Extrait du Premier Alcibiade, dialogue entre Socrate et Alcibiade :

Σωκράτης. – Εἰ ἄρα τις γέγονεν ἐραστὴς τοῦ Ἀλκιβιάδου σώματος, οὐκ Ἀλκιβιάδου ἄρα ἠράσθη ἀλλά τινος τῶν Ἀλκιβιάδου.
Ἀλκιβιάδης. – Ἀληθῆ λέγεις.
Σωκράτης. – Ὅστις δέ σου τῆς ψυχῆς ἐρᾷ ;
Ἀλκιβιάδης. – Ἀνάγκη φαίνεται ἐκ τοῦ λόγου.
« Εἰ ἄρα si donc τις quelqu’un γέγονεν est ἐραστὴς amoureux τοῦ Ἀλκιβιάδου σώματος du corps d’Alcibiade, οὐκ Ἀλκιβιάδου ἄρα (ce n’est) donc pas Alcibiade ἠράσθη (qu’)il aime ἀλλά mais τινος quelque chose τῶν des (biens) Ἀλκιβιάδου d’Alcibiade (→ « quelque chose qui appartient à Alcibiade »). – Ἀληθῆ λέγεις. – Tu dis vrai. – Ὅστις δέ Mais quelqu’un qui σου ἐρᾷ (t’aime), τῆς ψυχῆς (aime ton) âme ? – Ἀνάγκη φαίνεται il semble nécessaire ἐκ τοῦ λόγου d’après (ton) raisonnement. »

ἄρα conjonction : donc
γέγονεν est (parfait de γίγνομαι, équivaut à ἐστι)
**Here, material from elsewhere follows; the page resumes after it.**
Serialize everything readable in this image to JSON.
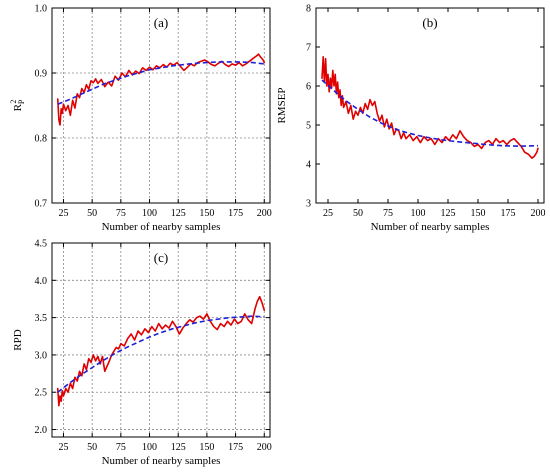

ὁ ἐραστής l’amant, gén. ἐραστοῦ (féminin de la 1e décl., comme λκιβιάδης
ἠράσθη « désire », aoriste de (ἐράομαι) ἐρῶμαι, avec complément au génitif.
τινος τῶν Ἀλκιβιάδου : τῶν est complément de τινος, et Ἀλκιβιάδου complément de τῶν. Τῶν est un article substantivé, « les choses », traduction à adapter.
ἀληθῆ : neutre pluriel d’ ἀληθής, adjectif de la 2e classe (3e déclinaison). Substantivé : « des choses vraies », donc « la vérité ».
ὅστις quelqu’un qui (pronom relatif, à décomposer : ὅς qui / τις quelqu’un)
ὁ λόγος : la parole, le discours, le raisonnement. Ce mot se distingue de ὁ μῦθος la parole ou le récit. Voir Jean-Pierre Vernant, Les Origines de la pensée grecque sur ces deux formes de parole qui sont aussi deux formes de pensée.